谢瑾萱笑靥如花的挨着匡子晟的肩膀。她的眼里,都是他。而匡子晟也低头看着她,眼里黑亮黑亮的,也只有她的影子。
对面坐席上的黄浦镶呆呆的抓着块红豆糕啃着,身旁坐着的驸马青泽,一双眼睛死死盯着比高台上正在进行典礼的皇帝皇后还要耀眼的贤王夫妇。
贤王夫妇溺死人的温柔情,被满朝文武都看见了眼里。
他们怎么可以那么旁若无人的秀恩爱?
就连一身明黄色龙袍和金黄色凤袍的皇帝帝后的风采都被他们俩人给压下去了。
他们凭什么?
青泽捏紧拳头。
黄浦镶啃完了手里的红豆糕,伸手去拿盘子里的红苹果。青泽回过神来,低垂眉眼,收敛心中不甘。

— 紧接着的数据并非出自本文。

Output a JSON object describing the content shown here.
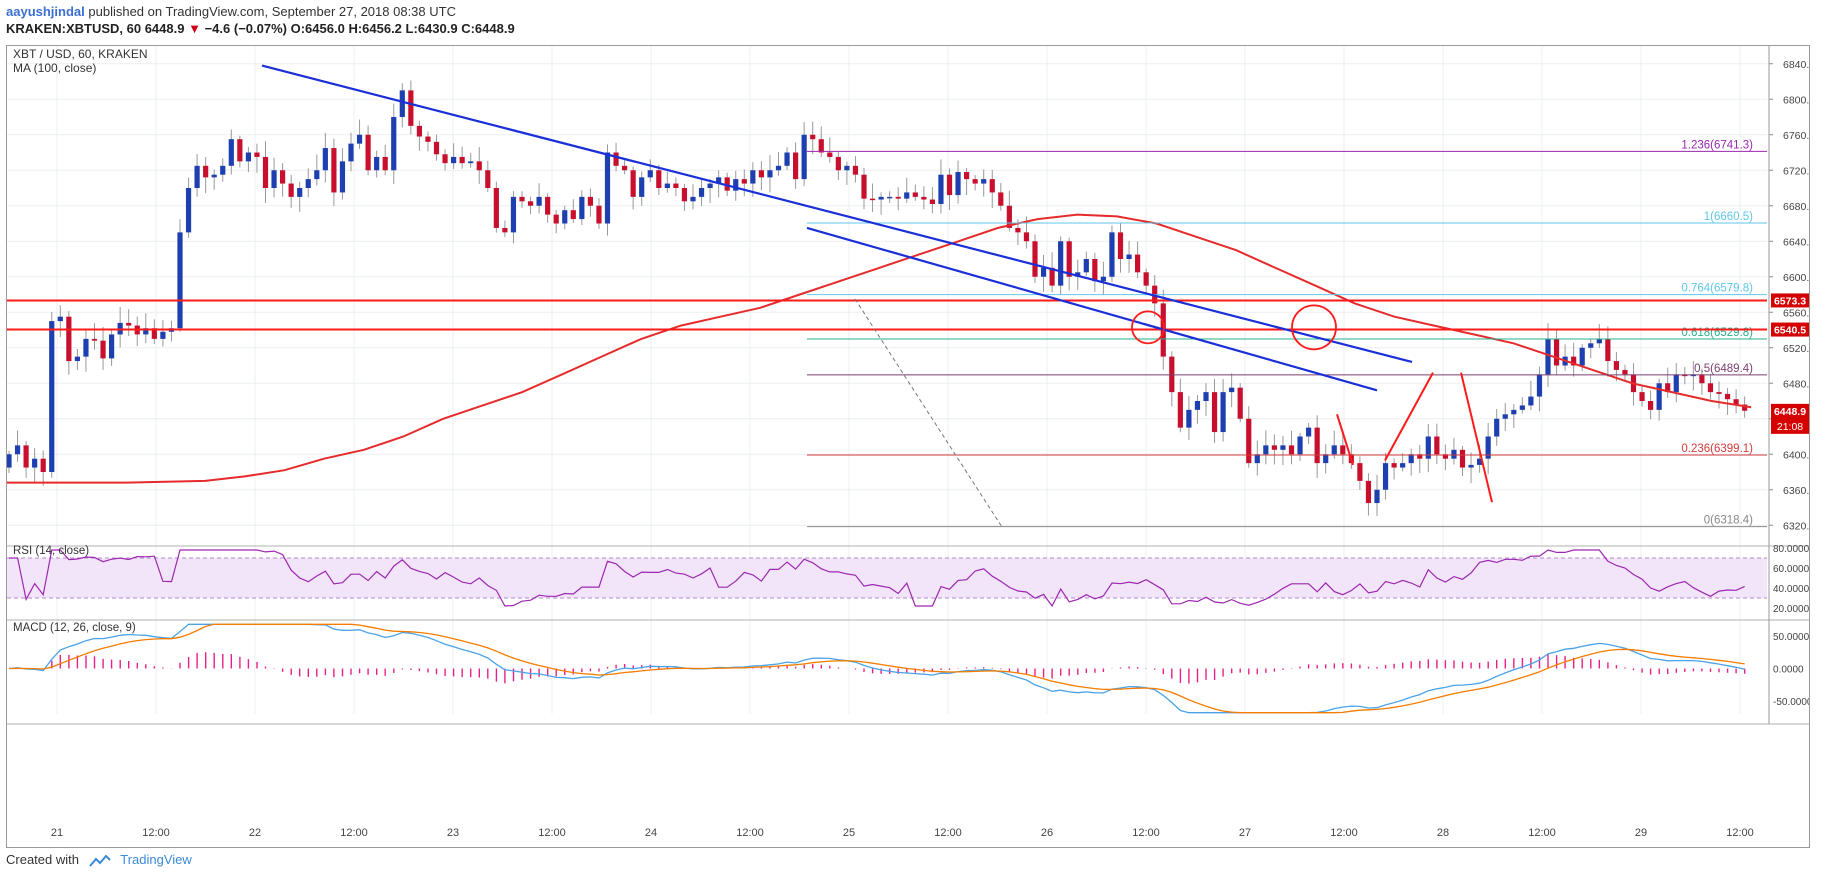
{
  "header": {
    "author": "aayushjindal",
    "published": "published on TradingView.com, September 27, 2018 08:38 UTC",
    "symbol": "KRAKEN:XBTUSD, 60",
    "price": "6448.9",
    "change_arrow": "▼",
    "change": "−4.6 (−0.07%)",
    "o": "O:6456.0",
    "h": "H:6456.2",
    "l": "L:6430.9",
    "c": "C:6448.9"
  },
  "footer": {
    "created_with": "Created with",
    "brand": "TradingView"
  },
  "colors": {
    "up": "#1e3fb0",
    "down": "#c8102e",
    "trendline": "#1a2fd8",
    "ma": "#e52b2b",
    "rsi": "#9c27b0",
    "macd": "#4aa3e8",
    "signal": "#f57c00",
    "hist": "#e91e8c",
    "fib_1236": "#9c27b0",
    "fib_1": "#5fc6e8",
    "fib_0764": "#5fc6e8",
    "fib_0618": "#27b08f",
    "fib_05": "#7b3f6f",
    "fib_0236": "#d33a3a",
    "fib_0": "#888888",
    "sr": "#ff1a1a",
    "price_tag": "#d50000"
  },
  "chart_data": [
    {
      "type": "candlestick",
      "title": "XBT / USD, 60, KRAKEN",
      "indicator": "MA (100, close)",
      "ylim": [
        6300,
        6860
      ],
      "y_ticks": [
        "6840.0",
        "6800.0",
        "6760.0",
        "6720.0",
        "6680.0",
        "6640.0",
        "6600.0",
        "6560.0",
        "6520.0",
        "6480.0",
        "6440.0",
        "6400.0",
        "6360.0",
        "6320.0"
      ],
      "x_ticks": [
        "21",
        "12:00",
        "22",
        "12:00",
        "23",
        "12:00",
        "24",
        "12:00",
        "25",
        "12:00",
        "26",
        "12:00",
        "27",
        "12:00",
        "28",
        "12:00",
        "29",
        "12:00"
      ],
      "price_tags": [
        {
          "label": "6573.3",
          "value": 6573.3
        },
        {
          "label": "6540.5",
          "value": 6540.5
        },
        {
          "label": "6448.9",
          "value": 6448.9,
          "sub": "21:08"
        }
      ],
      "fib_levels": [
        {
          "label": "1.236(6741.3)",
          "value": 6741.3,
          "color_key": "fib_1236"
        },
        {
          "label": "1(6660.5)",
          "value": 6660.5,
          "color_key": "fib_1"
        },
        {
          "label": "0.764(6579.8)",
          "value": 6579.8,
          "color_key": "fib_0764"
        },
        {
          "label": "0.618(6529.8)",
          "value": 6529.8,
          "color_key": "fib_0618"
        },
        {
          "label": "0.5(6489.4)",
          "value": 6489.4,
          "color_key": "fib_05"
        },
        {
          "label": "0.236(6399.1)",
          "value": 6399.1,
          "color_key": "fib_0236"
        },
        {
          "label": "0(6318.4)",
          "value": 6318.4,
          "color_key": "fib_0"
        }
      ],
      "support_resistance": [
        6573.3,
        6540.5
      ],
      "ohlc_close": [
        6400,
        6410,
        6385,
        6395,
        6380,
        6550,
        6555,
        6505,
        6510,
        6530,
        6528,
        6508,
        6535,
        6548,
        6545,
        6535,
        6542,
        6530,
        6538,
        6542,
        6650,
        6700,
        6725,
        6712,
        6715,
        6725,
        6755,
        6730,
        6740,
        6735,
        6700,
        6720,
        6705,
        6690,
        6700,
        6710,
        6720,
        6745,
        6695,
        6730,
        6750,
        6760,
        6720,
        6735,
        6720,
        6780,
        6810,
        6770,
        6758,
        6752,
        6738,
        6728,
        6735,
        6728,
        6730,
        6720,
        6700,
        6655,
        6650,
        6690,
        6685,
        6680,
        6690,
        6670,
        6660,
        6675,
        6665,
        6690,
        6680,
        6660,
        6740,
        6725,
        6720,
        6690,
        6712,
        6720,
        6700,
        6705,
        6700,
        6685,
        6690,
        6700,
        6705,
        6712,
        6697,
        6710,
        6705,
        6720,
        6712,
        6720,
        6725,
        6740,
        6710,
        6760,
        6755,
        6740,
        6735,
        6720,
        6725,
        6715,
        6688,
        6687,
        6690,
        6690,
        6688,
        6695,
        6690,
        6687,
        6682,
        6715,
        6692,
        6718,
        6710,
        6705,
        6710,
        6695,
        6680,
        6655,
        6650,
        6640,
        6600,
        6610,
        6590,
        6640,
        6600,
        6605,
        6620,
        6595,
        6600,
        6650,
        6620,
        6625,
        6605,
        6590,
        6570,
        6510,
        6470,
        6430,
        6450,
        6460,
        6470,
        6425,
        6470,
        6475,
        6440,
        6390,
        6400,
        6410,
        6405,
        6410,
        6400,
        6420,
        6430,
        6390,
        6400,
        6410,
        6400,
        6390,
        6370,
        6345,
        6360,
        6390,
        6385,
        6390,
        6400,
        6395,
        6420,
        6400,
        6395,
        6405,
        6385,
        6388,
        6395,
        6420,
        6440,
        6445,
        6450,
        6455,
        6465,
        6490,
        6530,
        6500,
        6510,
        6500,
        6520,
        6525,
        6530,
        6505,
        6495,
        6490,
        6470,
        6460,
        6450,
        6480,
        6470,
        6490,
        6488,
        6490,
        6480,
        6470,
        6468,
        6462,
        6456,
        6449
      ],
      "ma100": [
        6368,
        6368,
        6368,
        6368,
        6369,
        6370,
        6375,
        6382,
        6395,
        6405,
        6420,
        6440,
        6455,
        6470,
        6490,
        6510,
        6530,
        6545,
        6555,
        6565,
        6580,
        6595,
        6610,
        6625,
        6640,
        6655,
        6665,
        6670,
        6668,
        6660,
        6645,
        6630,
        6610,
        6590,
        6570,
        6555,
        6545,
        6535,
        6525,
        6510,
        6495,
        6480,
        6470,
        6460,
        6453
      ],
      "rsi": {
        "label": "RSI (14, close)",
        "ylim": [
          20,
          80
        ],
        "band": [
          30,
          70
        ],
        "y_ticks": [
          "80.0000",
          "60.0000",
          "40.0000",
          "20.0000"
        ]
      },
      "macd": {
        "label": "MACD (12, 26, close, 9)",
        "ylim": [
          -70,
          70
        ],
        "y_ticks": [
          "50.0000",
          "0.0000",
          "-50.0000"
        ]
      }
    }
  ]
}
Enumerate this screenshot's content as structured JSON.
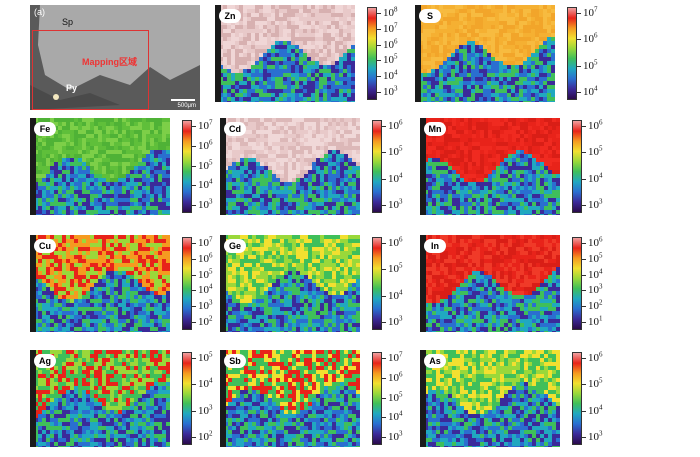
{
  "micrograph": {
    "label": "(a)",
    "sp_label": "Sp",
    "py_label": "Py",
    "roi_label": "Mapping区域",
    "scale_label": "500μm"
  },
  "panels": [
    {
      "element": "Zn",
      "ticks": [
        "8",
        "7",
        "6",
        "5",
        "4",
        "3"
      ],
      "palette": "zn"
    },
    {
      "element": "S",
      "ticks": [
        "7",
        "6",
        "5",
        "4"
      ],
      "palette": "s"
    },
    {
      "element": "Fe",
      "ticks": [
        "7",
        "6",
        "5",
        "4",
        "3"
      ],
      "palette": "fe"
    },
    {
      "element": "Cd",
      "ticks": [
        "6",
        "5",
        "4",
        "3"
      ],
      "palette": "cd"
    },
    {
      "element": "Mn",
      "ticks": [
        "6",
        "5",
        "4",
        "3"
      ],
      "palette": "mn"
    },
    {
      "element": "Cu",
      "ticks": [
        "7",
        "6",
        "5",
        "4",
        "3",
        "2"
      ],
      "palette": "cu"
    },
    {
      "element": "Ge",
      "ticks": [
        "6",
        "5",
        "4",
        "3"
      ],
      "palette": "ge"
    },
    {
      "element": "In",
      "ticks": [
        "6",
        "5",
        "4",
        "3",
        "2",
        "1"
      ],
      "palette": "in"
    },
    {
      "element": "Ag",
      "ticks": [
        "5",
        "4",
        "3",
        "2"
      ],
      "palette": "ag"
    },
    {
      "element": "Sb",
      "ticks": [
        "7",
        "6",
        "5",
        "4",
        "3"
      ],
      "palette": "sb"
    },
    {
      "element": "As",
      "ticks": [
        "6",
        "5",
        "4",
        "3"
      ],
      "palette": "as"
    }
  ],
  "colors": {
    "scale": [
      "#2a0a4a",
      "#3b2a9a",
      "#2a6fd0",
      "#20a8c0",
      "#3fbf5a",
      "#9ad83a",
      "#f2e030",
      "#f59a20",
      "#e8231a",
      "#f0a0a0"
    ]
  }
}
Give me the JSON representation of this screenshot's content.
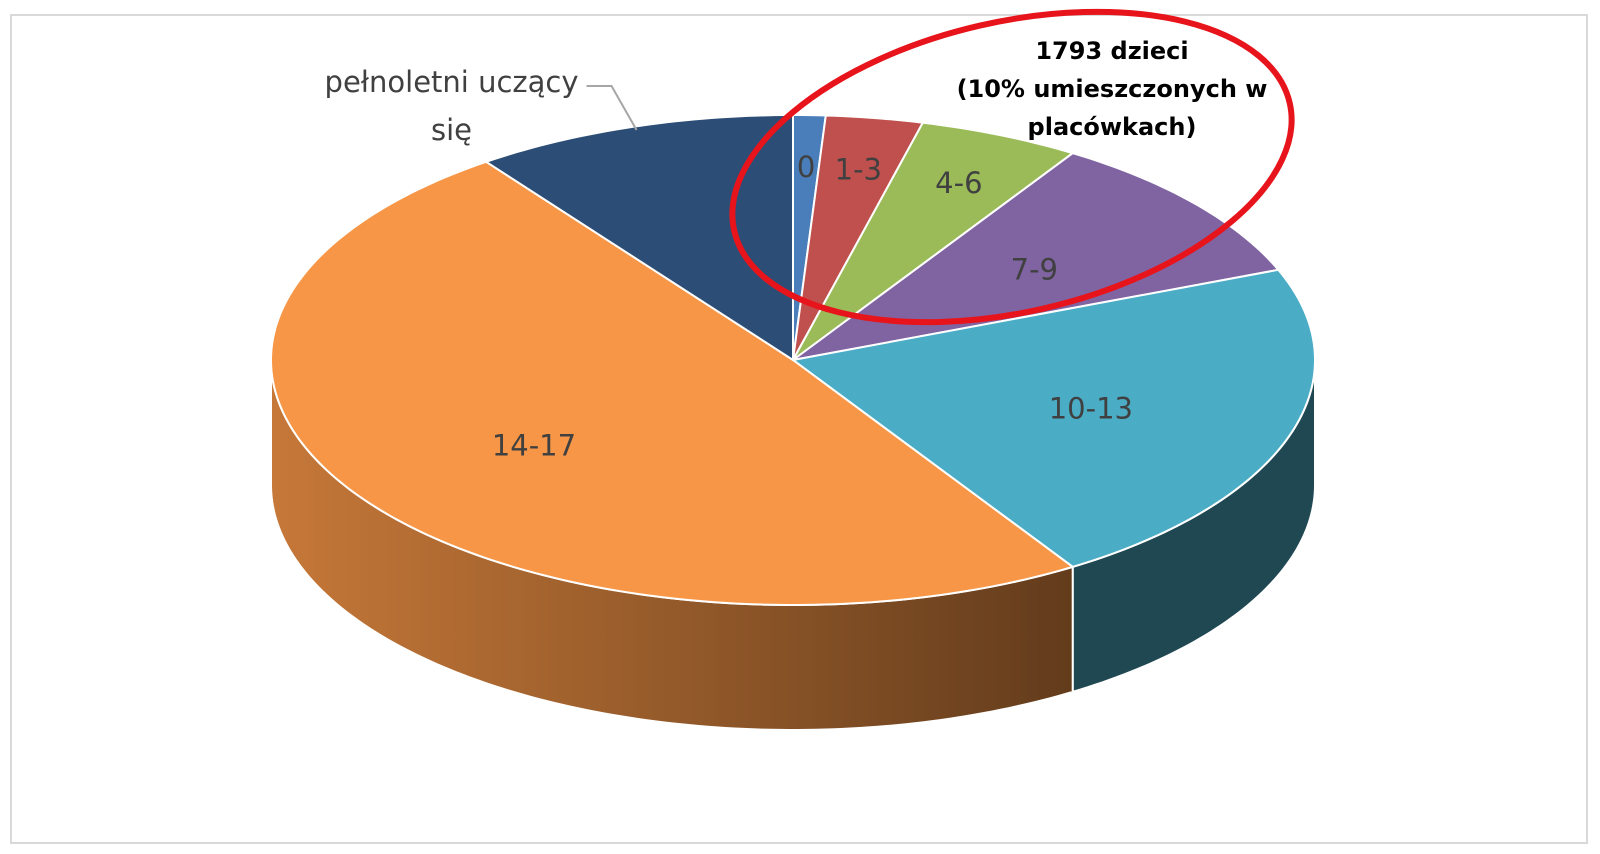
{
  "chart_data": {
    "type": "pie3d",
    "categories": [
      "0",
      "1-3",
      "4-6",
      "7-9",
      "10-13",
      "14-17",
      "pełnoletni uczący się"
    ],
    "values": [
      1,
      3,
      5,
      10,
      22,
      49,
      10
    ],
    "colors": [
      "#4a7ebb",
      "#c0504d",
      "#9bbb59",
      "#8064a2",
      "#4bacc6",
      "#f79646",
      "#2c4d75"
    ],
    "annotation": [
      "1793 dzieci",
      "(10% umieszczonych w",
      "placówkach)"
    ],
    "annotation_color": "#e8141b"
  }
}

他双手端着盘子到黄浦镶的面前,等她拿了一个苹果后,再将盘子好好的放回桌子上。
在外头,他还是那个对公主殿下恭敬非常的驸马。
他和公主,也很恩爱。
就算黄浦镶痴傻疯癫了,他也还是不离不弃。
外头再多的风言风语,说他是为了依附黄浦镶,才会做一只舔狗。
他不在乎。
黄浦镶傻了,疯了,就不会再将他当作别人的替身了。
他只要忍着,继续在仕途上努力,就能大放光彩,就能摆脱驸马的头衔。
压下心中翻涌的情绪,掏出帕子去给黄浦镶擦嘴角。
黄浦镶抬手将苹果怼在青泽的嘴角。“你吃。”
青泽的嘴唇被苹果怼在牙齿上,痛感涌上心头。他抓住黄浦镶捏着苹果怼手指,用力攥紧。